Tributes continue to be posted online notably below the line on the reliable Jazz Video Guy channel on YouTube to soprano and tenor saxophonist Carlos Garnett - best known for his work with Miles Davis in the 1970s - who died on 3 March aged 84. We have no other details other than what is posted on Garnett's Facebook page two days ago that reads he died on 3 March at 3.10pm ''in his home and in the arms of his wife Ana Garnett.''
Keyboardist Mark De Clive-Lowe commenting describes Garnett as ''the grandmaster'' on Twitter. And several US DJs have already aired shows in his memory playing select work.
Born, like icons of the music Billy Cobham and Danilo Pérez in the Central American state of Panama, Garnett moved to New York City in the 1960s. And after gigging with rock acts he joined Freddie Hubbard to participate on the great trumpeter's A Soul Experiment.

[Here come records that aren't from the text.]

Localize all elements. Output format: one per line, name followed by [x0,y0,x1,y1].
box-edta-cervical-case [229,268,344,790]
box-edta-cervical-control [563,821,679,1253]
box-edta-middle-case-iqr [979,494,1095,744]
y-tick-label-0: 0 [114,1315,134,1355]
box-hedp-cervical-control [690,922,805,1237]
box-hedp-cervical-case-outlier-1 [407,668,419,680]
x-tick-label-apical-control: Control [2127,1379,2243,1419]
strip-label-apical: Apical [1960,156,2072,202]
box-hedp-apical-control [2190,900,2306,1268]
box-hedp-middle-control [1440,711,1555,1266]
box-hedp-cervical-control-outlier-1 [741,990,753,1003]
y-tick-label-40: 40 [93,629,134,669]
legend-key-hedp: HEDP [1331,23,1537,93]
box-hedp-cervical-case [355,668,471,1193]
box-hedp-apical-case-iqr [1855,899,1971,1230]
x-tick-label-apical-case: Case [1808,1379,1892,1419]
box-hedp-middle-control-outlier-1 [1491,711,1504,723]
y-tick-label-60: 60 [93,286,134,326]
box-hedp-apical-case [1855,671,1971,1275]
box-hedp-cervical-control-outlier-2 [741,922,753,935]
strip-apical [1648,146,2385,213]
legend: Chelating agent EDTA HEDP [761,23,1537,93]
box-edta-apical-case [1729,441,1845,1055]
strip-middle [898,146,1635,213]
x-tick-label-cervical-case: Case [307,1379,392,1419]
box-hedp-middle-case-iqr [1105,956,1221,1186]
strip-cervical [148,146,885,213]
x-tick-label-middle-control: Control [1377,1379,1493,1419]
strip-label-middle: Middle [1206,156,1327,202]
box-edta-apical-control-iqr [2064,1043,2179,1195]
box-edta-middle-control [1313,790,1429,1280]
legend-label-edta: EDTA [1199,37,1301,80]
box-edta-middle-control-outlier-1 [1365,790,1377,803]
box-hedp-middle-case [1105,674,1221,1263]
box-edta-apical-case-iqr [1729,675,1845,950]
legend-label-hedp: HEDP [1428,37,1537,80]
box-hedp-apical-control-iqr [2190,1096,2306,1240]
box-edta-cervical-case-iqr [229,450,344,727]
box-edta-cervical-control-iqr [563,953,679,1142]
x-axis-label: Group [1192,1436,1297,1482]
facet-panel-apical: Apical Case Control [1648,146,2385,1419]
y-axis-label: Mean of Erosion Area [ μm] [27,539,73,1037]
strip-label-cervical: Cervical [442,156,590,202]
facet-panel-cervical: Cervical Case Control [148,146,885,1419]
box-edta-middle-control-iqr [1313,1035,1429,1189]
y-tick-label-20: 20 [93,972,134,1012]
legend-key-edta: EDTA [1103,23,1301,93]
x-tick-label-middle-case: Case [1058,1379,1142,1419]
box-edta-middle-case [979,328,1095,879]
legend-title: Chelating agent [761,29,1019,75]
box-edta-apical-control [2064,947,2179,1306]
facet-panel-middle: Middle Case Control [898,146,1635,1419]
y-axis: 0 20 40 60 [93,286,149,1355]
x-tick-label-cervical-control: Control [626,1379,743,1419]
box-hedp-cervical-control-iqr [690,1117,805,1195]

With Miles he's on albums such as On The Corner and Big Fun. Garnett had his own band the Universal Black Force with whom he recorded extensively on the Muse label, mainly in the 70s and then in a much later spell during the 90s. Garnett's album Black Love released on Muse in 1974 is a fan favourite on which he is joined by among others singer Dee Dee Bridgewater, drummers Billy Hart and Norman Connors and on congas Mtume who died last year.